«Dalle istituzioni neanche una telefonata»

5 Aprile 2016

Atessa, parla il titolare del bar andato distrutto nell’incendio appiccato all’auto rubata. I danni ammontano a 80mila euro

ATESSA. Dopo quasi due giorni rimane ancora un acre odore di bruciato a far da corollario alle saracinesche accartocciate e agli altri evidenti segni del rogo che si è sprigionato alle 23 di sabato scorso davanti al bar Poker, in contrada Saletti. Che si sia trattato di un atto doloso non ci sono dubbi: le fiamme si sono sprigionate da una Fiat Cinquecento, rubata e lasciata deliberatamente proprio sotto la tettoia del locale.

L’attentato incendiario è un fatto grave, un segnale da non sottovalutare. Non si esime a raccontare i fatti Giovanni Lucalzi, proprietario dell’esercizio commerciale. «Il sabato chiudiamo alle 16 per riaprire lunedì mattina. Erano circa le 23, mi trovavo a cena, quando mi hanno chiamato sul cellulare dicendo che il locale stava andando a fuoco. Mi sono precipitato sul posto e il rogo aveva già prodotto i suoi danni.
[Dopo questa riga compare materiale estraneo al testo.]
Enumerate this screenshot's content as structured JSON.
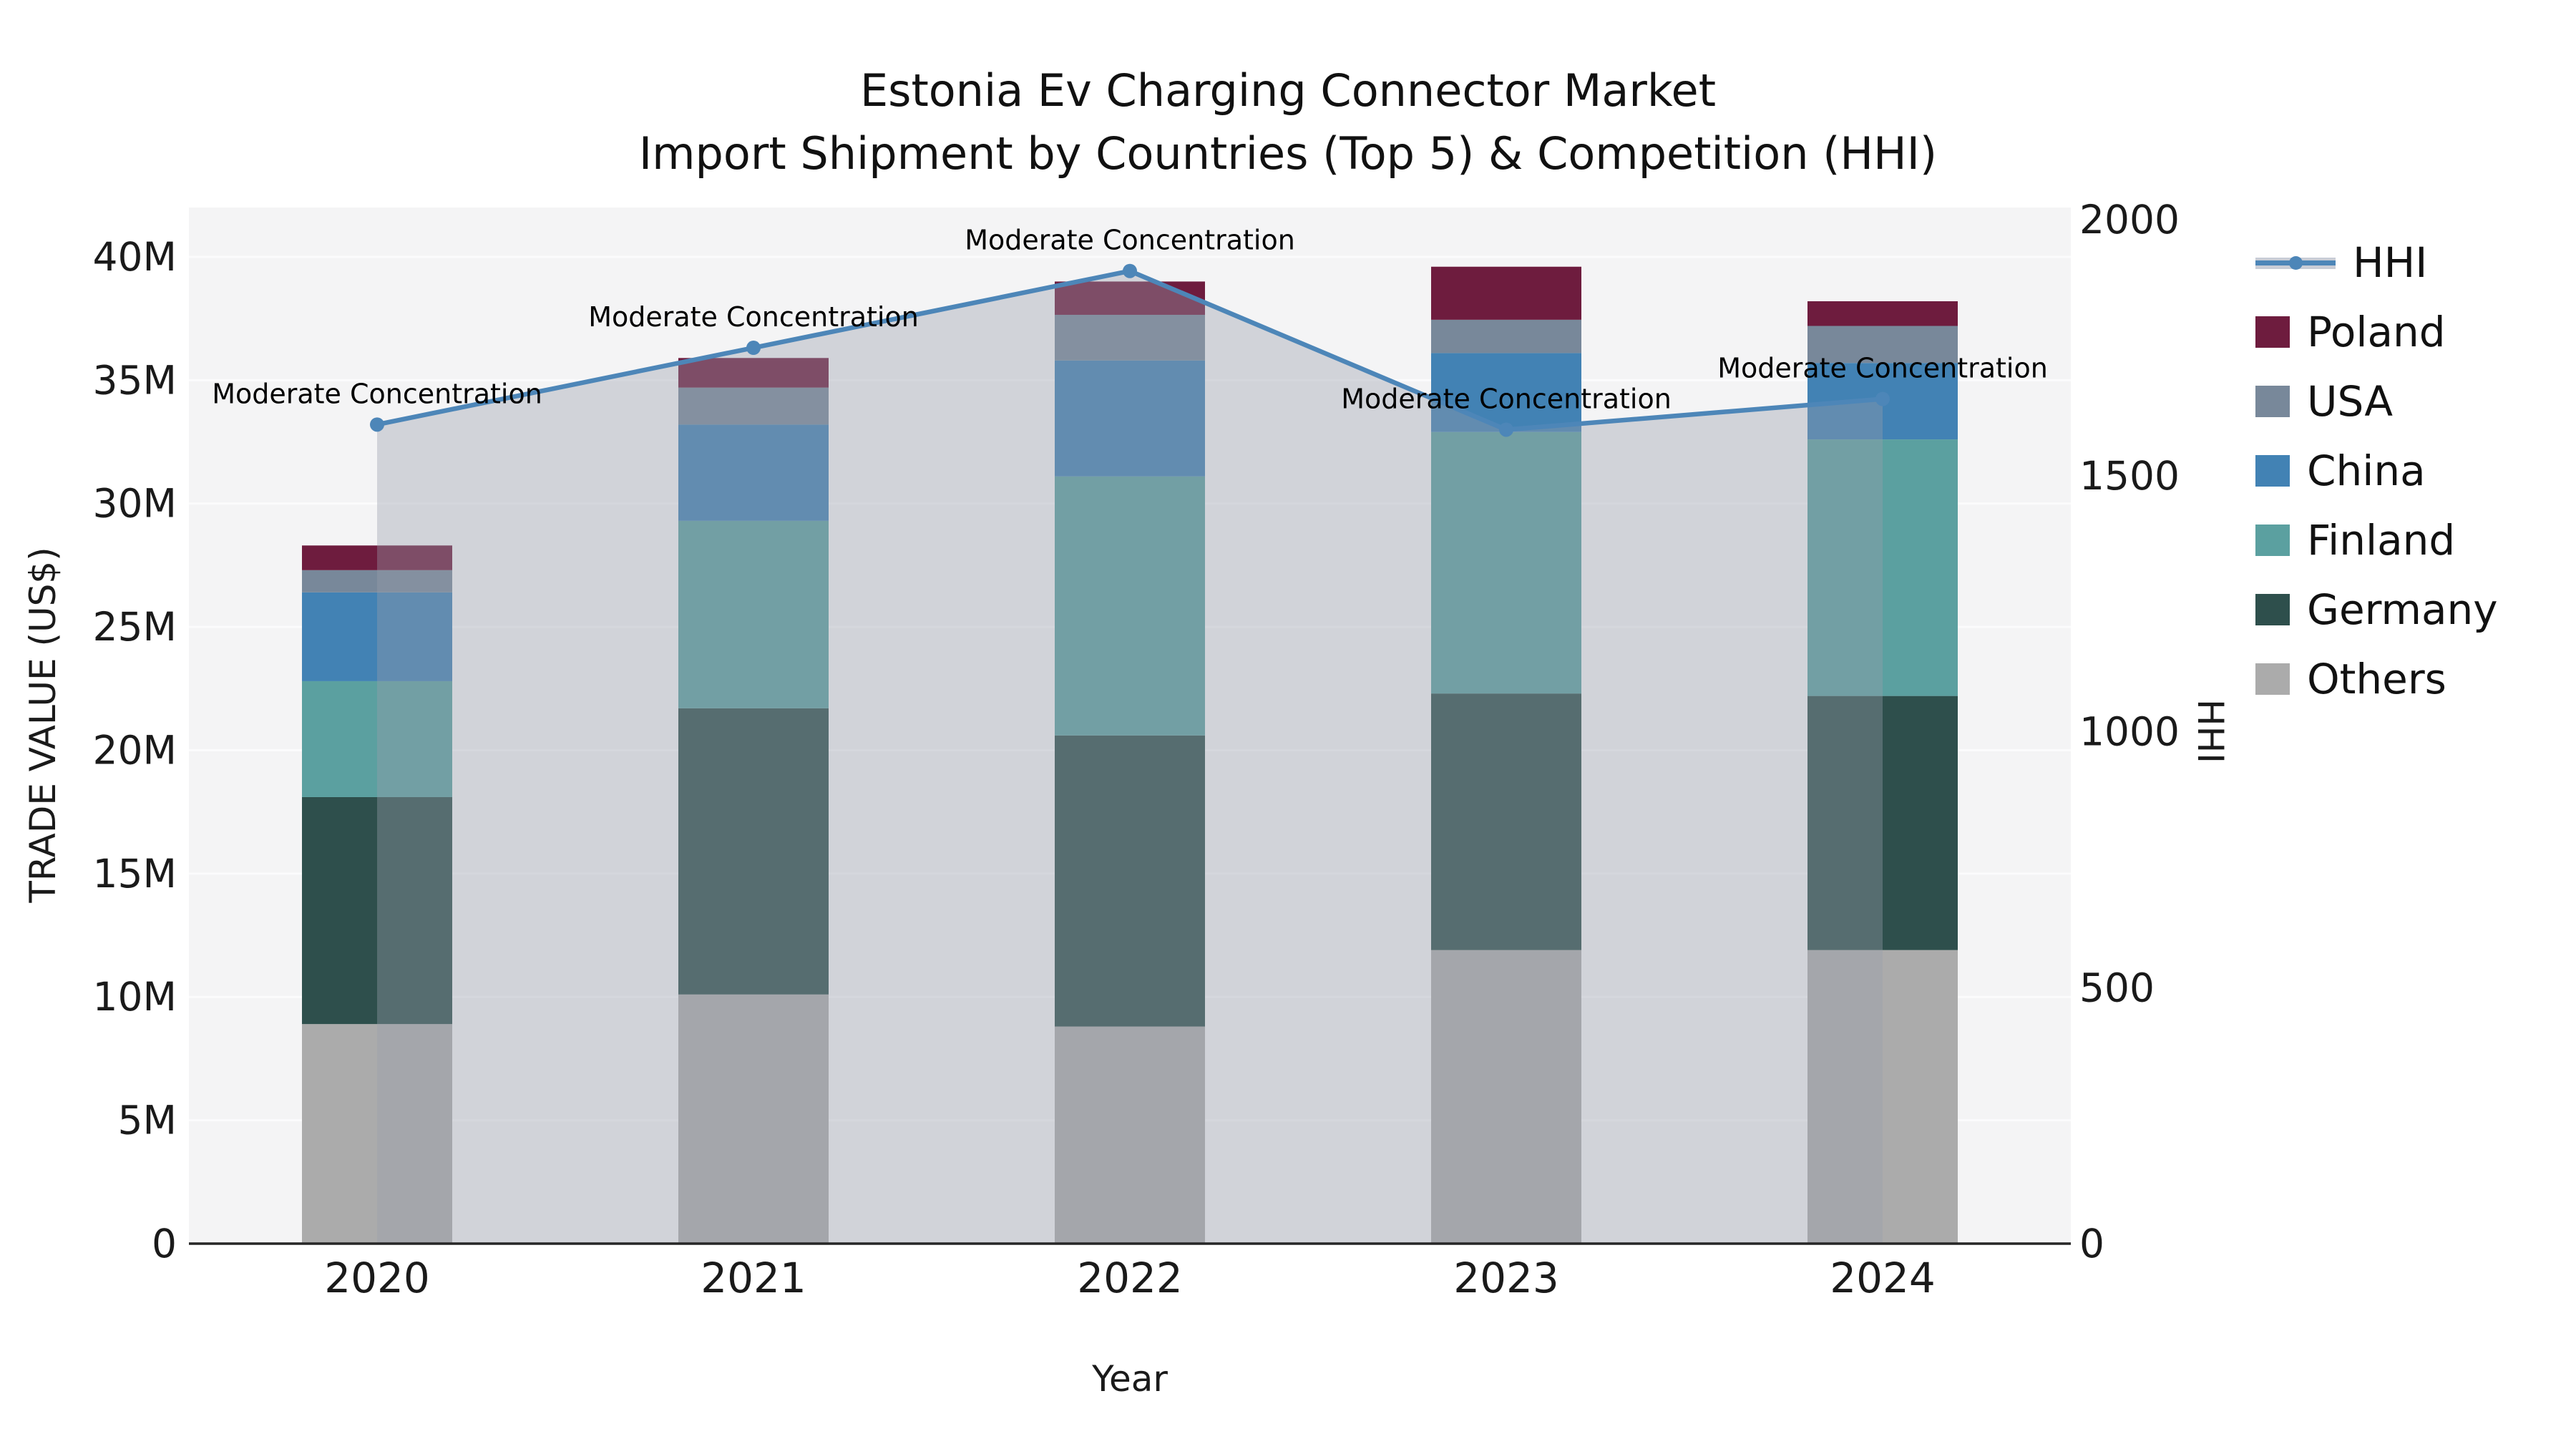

Non ho avuto mai, ribadisco mai, nessuna minaccia né intimidazioni. Che cosa c’entro io con tutto questo, perché hanno colpito me? Non lo riesco a capire», scuote la testa il titolare, «il locale va bene, non ho debiti, non gioco, non sono vittima di strozzini, ho cinque dipendenti che oggi mi stanno aiutando in mezzo a questo macello».
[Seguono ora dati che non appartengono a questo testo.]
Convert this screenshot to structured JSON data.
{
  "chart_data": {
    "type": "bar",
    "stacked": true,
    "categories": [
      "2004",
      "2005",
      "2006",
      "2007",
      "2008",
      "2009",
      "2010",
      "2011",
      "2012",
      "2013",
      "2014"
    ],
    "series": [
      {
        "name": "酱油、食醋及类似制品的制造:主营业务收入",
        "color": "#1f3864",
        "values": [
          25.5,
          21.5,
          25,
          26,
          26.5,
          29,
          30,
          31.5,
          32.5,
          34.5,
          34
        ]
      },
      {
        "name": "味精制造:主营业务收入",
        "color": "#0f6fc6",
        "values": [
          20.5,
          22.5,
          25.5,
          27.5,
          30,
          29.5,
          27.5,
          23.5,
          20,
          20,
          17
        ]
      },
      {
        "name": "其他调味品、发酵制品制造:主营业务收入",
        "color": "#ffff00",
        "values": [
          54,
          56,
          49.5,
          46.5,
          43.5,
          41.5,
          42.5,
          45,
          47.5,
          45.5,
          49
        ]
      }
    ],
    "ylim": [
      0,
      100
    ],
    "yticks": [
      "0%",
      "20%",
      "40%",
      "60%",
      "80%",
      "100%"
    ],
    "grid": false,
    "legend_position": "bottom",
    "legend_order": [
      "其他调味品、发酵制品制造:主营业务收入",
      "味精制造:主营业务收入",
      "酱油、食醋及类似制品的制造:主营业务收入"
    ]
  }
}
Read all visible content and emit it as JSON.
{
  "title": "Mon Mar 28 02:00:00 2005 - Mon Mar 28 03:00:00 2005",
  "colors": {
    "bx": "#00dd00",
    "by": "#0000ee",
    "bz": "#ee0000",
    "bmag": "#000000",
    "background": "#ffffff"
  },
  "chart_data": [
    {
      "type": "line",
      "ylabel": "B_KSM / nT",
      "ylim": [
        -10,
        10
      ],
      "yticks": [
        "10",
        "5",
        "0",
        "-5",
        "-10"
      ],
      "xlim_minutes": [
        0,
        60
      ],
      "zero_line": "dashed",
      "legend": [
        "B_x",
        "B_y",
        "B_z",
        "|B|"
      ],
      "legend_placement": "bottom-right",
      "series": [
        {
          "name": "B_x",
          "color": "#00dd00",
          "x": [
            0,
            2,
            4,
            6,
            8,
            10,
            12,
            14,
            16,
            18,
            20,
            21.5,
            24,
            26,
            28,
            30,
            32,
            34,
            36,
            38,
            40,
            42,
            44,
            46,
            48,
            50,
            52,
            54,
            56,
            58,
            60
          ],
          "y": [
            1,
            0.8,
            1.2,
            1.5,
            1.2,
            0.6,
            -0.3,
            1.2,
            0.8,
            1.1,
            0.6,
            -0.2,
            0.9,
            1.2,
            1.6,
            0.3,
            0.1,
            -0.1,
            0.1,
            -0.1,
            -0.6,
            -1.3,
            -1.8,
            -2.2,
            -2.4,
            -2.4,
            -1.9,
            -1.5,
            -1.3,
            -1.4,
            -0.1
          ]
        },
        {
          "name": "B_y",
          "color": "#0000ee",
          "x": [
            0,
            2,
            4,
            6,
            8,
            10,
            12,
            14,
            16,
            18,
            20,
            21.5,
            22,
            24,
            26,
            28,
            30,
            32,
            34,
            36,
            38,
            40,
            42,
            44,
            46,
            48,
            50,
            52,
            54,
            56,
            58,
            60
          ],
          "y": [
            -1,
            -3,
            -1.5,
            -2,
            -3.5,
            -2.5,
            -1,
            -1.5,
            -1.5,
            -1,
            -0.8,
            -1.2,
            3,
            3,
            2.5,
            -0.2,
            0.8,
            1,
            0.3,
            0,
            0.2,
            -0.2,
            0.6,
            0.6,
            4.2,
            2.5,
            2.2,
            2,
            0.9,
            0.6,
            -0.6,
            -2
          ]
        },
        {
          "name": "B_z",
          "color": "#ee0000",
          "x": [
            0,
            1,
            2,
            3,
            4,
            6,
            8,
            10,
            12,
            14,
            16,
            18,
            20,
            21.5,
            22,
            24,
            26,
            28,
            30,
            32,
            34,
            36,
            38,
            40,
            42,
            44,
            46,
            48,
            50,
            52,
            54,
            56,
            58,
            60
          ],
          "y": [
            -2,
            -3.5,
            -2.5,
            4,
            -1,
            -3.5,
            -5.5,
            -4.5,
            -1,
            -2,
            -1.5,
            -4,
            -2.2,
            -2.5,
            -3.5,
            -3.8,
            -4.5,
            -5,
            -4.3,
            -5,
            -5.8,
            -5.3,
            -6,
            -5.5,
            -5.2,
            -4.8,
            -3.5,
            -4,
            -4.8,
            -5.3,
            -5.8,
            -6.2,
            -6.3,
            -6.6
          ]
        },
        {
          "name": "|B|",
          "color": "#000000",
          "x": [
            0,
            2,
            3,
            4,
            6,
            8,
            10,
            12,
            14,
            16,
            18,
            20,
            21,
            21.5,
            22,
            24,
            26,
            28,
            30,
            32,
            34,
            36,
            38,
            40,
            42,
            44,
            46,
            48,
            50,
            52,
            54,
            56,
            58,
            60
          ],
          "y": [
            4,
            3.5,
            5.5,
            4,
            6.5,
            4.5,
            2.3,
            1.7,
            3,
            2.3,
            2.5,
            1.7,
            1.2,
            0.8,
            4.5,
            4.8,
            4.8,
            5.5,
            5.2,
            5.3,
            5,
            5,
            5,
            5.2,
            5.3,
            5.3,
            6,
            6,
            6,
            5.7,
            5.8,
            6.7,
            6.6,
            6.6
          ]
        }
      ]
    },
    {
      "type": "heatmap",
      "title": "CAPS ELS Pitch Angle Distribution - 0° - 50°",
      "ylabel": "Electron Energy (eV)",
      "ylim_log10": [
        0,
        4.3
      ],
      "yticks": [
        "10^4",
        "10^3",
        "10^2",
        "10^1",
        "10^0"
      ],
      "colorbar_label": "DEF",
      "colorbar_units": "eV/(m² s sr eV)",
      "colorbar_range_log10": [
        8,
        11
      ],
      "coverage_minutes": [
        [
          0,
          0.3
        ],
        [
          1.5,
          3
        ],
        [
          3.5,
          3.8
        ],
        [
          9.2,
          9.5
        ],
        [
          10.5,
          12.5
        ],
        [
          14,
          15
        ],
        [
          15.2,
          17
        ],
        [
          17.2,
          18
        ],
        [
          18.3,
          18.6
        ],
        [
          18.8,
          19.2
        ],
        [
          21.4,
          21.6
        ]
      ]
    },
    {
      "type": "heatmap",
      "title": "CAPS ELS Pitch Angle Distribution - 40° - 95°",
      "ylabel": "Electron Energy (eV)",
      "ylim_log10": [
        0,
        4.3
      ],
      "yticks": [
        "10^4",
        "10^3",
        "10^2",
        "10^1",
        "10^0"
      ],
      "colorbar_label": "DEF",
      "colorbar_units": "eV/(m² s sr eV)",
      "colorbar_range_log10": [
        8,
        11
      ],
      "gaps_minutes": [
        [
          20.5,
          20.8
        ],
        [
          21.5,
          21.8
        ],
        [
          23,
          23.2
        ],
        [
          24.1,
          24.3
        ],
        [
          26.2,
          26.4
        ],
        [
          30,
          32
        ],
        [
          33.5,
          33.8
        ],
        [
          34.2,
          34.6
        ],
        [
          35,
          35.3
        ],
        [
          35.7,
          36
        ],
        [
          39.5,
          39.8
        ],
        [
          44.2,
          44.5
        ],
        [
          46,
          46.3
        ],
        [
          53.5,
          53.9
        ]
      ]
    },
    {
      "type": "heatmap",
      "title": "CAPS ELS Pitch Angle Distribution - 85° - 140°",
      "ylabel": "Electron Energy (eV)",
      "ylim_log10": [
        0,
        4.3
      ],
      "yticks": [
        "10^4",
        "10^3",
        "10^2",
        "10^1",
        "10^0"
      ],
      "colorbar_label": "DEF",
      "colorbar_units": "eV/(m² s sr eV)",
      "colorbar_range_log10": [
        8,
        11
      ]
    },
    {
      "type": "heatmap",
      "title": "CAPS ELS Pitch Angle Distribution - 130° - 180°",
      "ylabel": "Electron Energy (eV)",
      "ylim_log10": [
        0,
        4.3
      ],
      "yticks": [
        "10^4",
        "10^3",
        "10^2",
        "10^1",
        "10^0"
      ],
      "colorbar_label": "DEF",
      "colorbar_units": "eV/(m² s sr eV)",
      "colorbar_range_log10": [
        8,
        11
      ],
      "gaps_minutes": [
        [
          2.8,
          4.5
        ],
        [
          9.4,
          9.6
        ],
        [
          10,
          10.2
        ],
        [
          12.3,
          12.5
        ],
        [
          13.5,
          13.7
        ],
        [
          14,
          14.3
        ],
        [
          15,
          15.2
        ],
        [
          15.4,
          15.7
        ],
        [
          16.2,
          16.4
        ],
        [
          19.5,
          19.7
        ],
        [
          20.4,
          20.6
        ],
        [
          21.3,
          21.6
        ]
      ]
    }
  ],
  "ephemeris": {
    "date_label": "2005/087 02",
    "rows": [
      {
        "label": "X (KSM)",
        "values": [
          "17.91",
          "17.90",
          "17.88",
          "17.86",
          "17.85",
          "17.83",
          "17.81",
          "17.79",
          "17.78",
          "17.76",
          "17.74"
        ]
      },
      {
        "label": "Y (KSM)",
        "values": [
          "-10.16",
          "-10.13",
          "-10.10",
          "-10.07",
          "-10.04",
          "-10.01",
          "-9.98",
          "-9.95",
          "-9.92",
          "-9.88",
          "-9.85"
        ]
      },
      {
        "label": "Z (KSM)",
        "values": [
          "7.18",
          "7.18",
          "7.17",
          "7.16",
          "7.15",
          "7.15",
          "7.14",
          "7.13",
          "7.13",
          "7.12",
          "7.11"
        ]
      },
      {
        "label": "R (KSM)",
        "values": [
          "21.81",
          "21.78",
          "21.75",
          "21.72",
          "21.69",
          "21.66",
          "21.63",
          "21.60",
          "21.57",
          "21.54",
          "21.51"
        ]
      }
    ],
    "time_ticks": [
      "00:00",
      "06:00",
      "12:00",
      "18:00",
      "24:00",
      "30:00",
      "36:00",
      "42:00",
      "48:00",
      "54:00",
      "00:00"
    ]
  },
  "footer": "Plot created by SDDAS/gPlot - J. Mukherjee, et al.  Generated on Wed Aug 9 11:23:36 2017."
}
Gli ignoti autori del rogo -sul caso indagano i carabinieri di Atessa agli ordini del tenente Marco Ruffini- hanno prima spostato tavoli e panche in legno, posti sotto la tettoia, quindi hanno portato la Fiat vicino alle saracinesche e l’hanno cosparsa di liquido infiammabile. Le fiamme hanno subito svolto la loro azione devastatrice. L’allarme è stato dato da alcuni automobilisti di passaggio. Il bar Poker si trova, infatti, lungo la trafficata Provinciale 119 (detta Sangritana) ed è adiacente ad altri esercizi commerciali che, per il pronto intervento dei vigili del fuoco arrivati da Casoli, non hanno subito danni. Il rogo è stato spento dopo circa quattro ore.
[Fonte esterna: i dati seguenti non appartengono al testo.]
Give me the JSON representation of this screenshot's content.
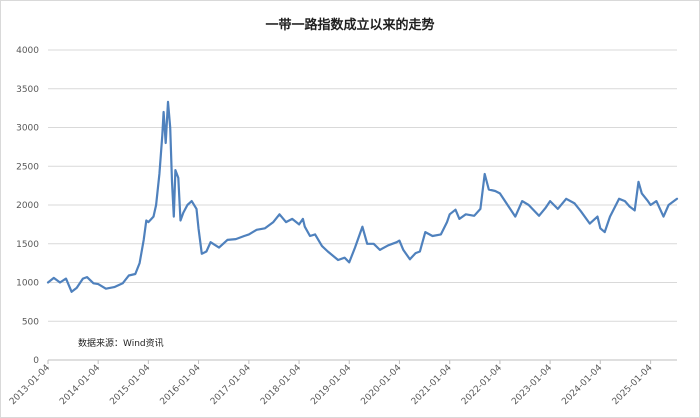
{
  "chart_data": {
    "type": "line",
    "title": "一带一路指数成立以来的走势",
    "xlabel": "",
    "ylabel": "",
    "ylim": [
      0,
      4000
    ],
    "yticks": [
      0,
      500,
      1000,
      1500,
      2000,
      2500,
      3000,
      3500,
      4000
    ],
    "xlim": [
      "2013-01-04",
      "2025-07-15"
    ],
    "xticks": [
      "2013-01-04",
      "2014-01-04",
      "2015-01-04",
      "2016-01-04",
      "2017-01-04",
      "2018-01-04",
      "2019-01-04",
      "2020-01-04",
      "2021-01-04",
      "2022-01-04",
      "2023-01-04",
      "2024-01-04",
      "2025-01-04"
    ],
    "grid": true,
    "legend": "none",
    "source_note": "数据来源：Wind资讯",
    "series": [
      {
        "color": "#4f81bd",
        "points": [
          [
            "2013-01-04",
            1000
          ],
          [
            "2013-02-15",
            1060
          ],
          [
            "2013-04-01",
            1000
          ],
          [
            "2013-05-15",
            1050
          ],
          [
            "2013-06-25",
            880
          ],
          [
            "2013-08-01",
            930
          ],
          [
            "2013-09-15",
            1050
          ],
          [
            "2013-10-15",
            1070
          ],
          [
            "2013-12-01",
            990
          ],
          [
            "2014-01-04",
            980
          ],
          [
            "2014-03-01",
            920
          ],
          [
            "2014-05-01",
            940
          ],
          [
            "2014-07-01",
            990
          ],
          [
            "2014-08-15",
            1090
          ],
          [
            "2014-10-01",
            1110
          ],
          [
            "2014-11-01",
            1250
          ],
          [
            "2014-12-01",
            1550
          ],
          [
            "2014-12-20",
            1800
          ],
          [
            "2015-01-04",
            1780
          ],
          [
            "2015-02-10",
            1850
          ],
          [
            "2015-03-01",
            2000
          ],
          [
            "2015-03-25",
            2400
          ],
          [
            "2015-04-15",
            2900
          ],
          [
            "2015-04-25",
            3200
          ],
          [
            "2015-05-10",
            2800
          ],
          [
            "2015-05-27",
            3330
          ],
          [
            "2015-06-12",
            3000
          ],
          [
            "2015-06-25",
            2300
          ],
          [
            "2015-07-08",
            1850
          ],
          [
            "2015-07-20",
            2450
          ],
          [
            "2015-08-10",
            2350
          ],
          [
            "2015-08-26",
            1800
          ],
          [
            "2015-09-15",
            1900
          ],
          [
            "2015-10-15",
            2000
          ],
          [
            "2015-11-15",
            2050
          ],
          [
            "2015-12-20",
            1950
          ],
          [
            "2016-01-04",
            1700
          ],
          [
            "2016-01-28",
            1370
          ],
          [
            "2016-03-01",
            1400
          ],
          [
            "2016-04-01",
            1520
          ],
          [
            "2016-06-01",
            1450
          ],
          [
            "2016-08-01",
            1550
          ],
          [
            "2016-10-01",
            1560
          ],
          [
            "2016-12-01",
            1600
          ],
          [
            "2017-01-04",
            1620
          ],
          [
            "2017-03-01",
            1680
          ],
          [
            "2017-05-01",
            1700
          ],
          [
            "2017-07-01",
            1780
          ],
          [
            "2017-08-15",
            1880
          ],
          [
            "2017-10-01",
            1780
          ],
          [
            "2017-11-15",
            1820
          ],
          [
            "2018-01-04",
            1750
          ],
          [
            "2018-02-01",
            1820
          ],
          [
            "2018-02-15",
            1720
          ],
          [
            "2018-03-25",
            1600
          ],
          [
            "2018-05-01",
            1620
          ],
          [
            "2018-06-20",
            1470
          ],
          [
            "2018-08-01",
            1400
          ],
          [
            "2018-10-15",
            1290
          ],
          [
            "2018-12-01",
            1320
          ],
          [
            "2019-01-04",
            1260
          ],
          [
            "2019-02-15",
            1450
          ],
          [
            "2019-04-10",
            1720
          ],
          [
            "2019-05-15",
            1500
          ],
          [
            "2019-07-01",
            1500
          ],
          [
            "2019-08-15",
            1420
          ],
          [
            "2019-10-15",
            1480
          ],
          [
            "2019-12-15",
            1520
          ],
          [
            "2020-01-04",
            1540
          ],
          [
            "2020-02-01",
            1420
          ],
          [
            "2020-03-20",
            1300
          ],
          [
            "2020-05-01",
            1380
          ],
          [
            "2020-06-01",
            1400
          ],
          [
            "2020-07-10",
            1650
          ],
          [
            "2020-09-01",
            1600
          ],
          [
            "2020-11-01",
            1620
          ],
          [
            "2020-12-15",
            1780
          ],
          [
            "2021-01-04",
            1880
          ],
          [
            "2021-02-15",
            1940
          ],
          [
            "2021-03-15",
            1820
          ],
          [
            "2021-05-01",
            1880
          ],
          [
            "2021-07-01",
            1860
          ],
          [
            "2021-08-15",
            1950
          ],
          [
            "2021-09-15",
            2400
          ],
          [
            "2021-10-15",
            2200
          ],
          [
            "2021-12-01",
            2180
          ],
          [
            "2022-01-04",
            2150
          ],
          [
            "2022-03-01",
            2000
          ],
          [
            "2022-04-26",
            1850
          ],
          [
            "2022-06-15",
            2050
          ],
          [
            "2022-08-01",
            2000
          ],
          [
            "2022-10-15",
            1860
          ],
          [
            "2022-12-01",
            1960
          ],
          [
            "2023-01-04",
            2050
          ],
          [
            "2023-03-01",
            1950
          ],
          [
            "2023-05-01",
            2080
          ],
          [
            "2023-07-01",
            2020
          ],
          [
            "2023-08-15",
            1920
          ],
          [
            "2023-10-20",
            1760
          ],
          [
            "2023-12-15",
            1850
          ],
          [
            "2024-01-04",
            1700
          ],
          [
            "2024-02-05",
            1650
          ],
          [
            "2024-03-15",
            1850
          ],
          [
            "2024-05-20",
            2080
          ],
          [
            "2024-07-01",
            2050
          ],
          [
            "2024-08-05",
            1980
          ],
          [
            "2024-09-10",
            1930
          ],
          [
            "2024-10-08",
            2300
          ],
          [
            "2024-11-01",
            2150
          ],
          [
            "2024-12-15",
            2050
          ],
          [
            "2025-01-04",
            2000
          ],
          [
            "2025-02-15",
            2050
          ],
          [
            "2025-04-08",
            1850
          ],
          [
            "2025-05-15",
            2000
          ],
          [
            "2025-07-15",
            2080
          ]
        ]
      }
    ]
  }
}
Il locale non ha telecamere quindi è difficile, per il momento, risalire agli autori. Lucalzi risiede a Fossacesia e ha rilevato il locale da circa tre anni. Il rogo ha prodotto danni per circa 80mila euro: oltre alla devastazione esterna, tutta la parte in plastica dell’interno è stata liquefatta dalle alte temperature, che hanno danneggiato anche il balcone al primo piano della palazzina, locali che però non sono abitati. L’auto, una Fiat Cinquecento vecchio tipo, di colore bianco, è stata rubata nel Foggiano.

«Mi dispiace», continua Giovanni Lucalzi, «che non ci sia stata una presa di posizione delle istituzioni ieri e oggi (domenica e lunedì per chi legge, ndc). Non si è visto nessuno né alcuno mi ha telefonato; sembra una cosa normale quello che è successo qui, ma non è normale che un locale sia distrutto con queste modalità. Oggi è successo a me e domani potrebbe capitare ad altri. Questa è una zona ancora tranquilla, speriamo che lo continui ad essere».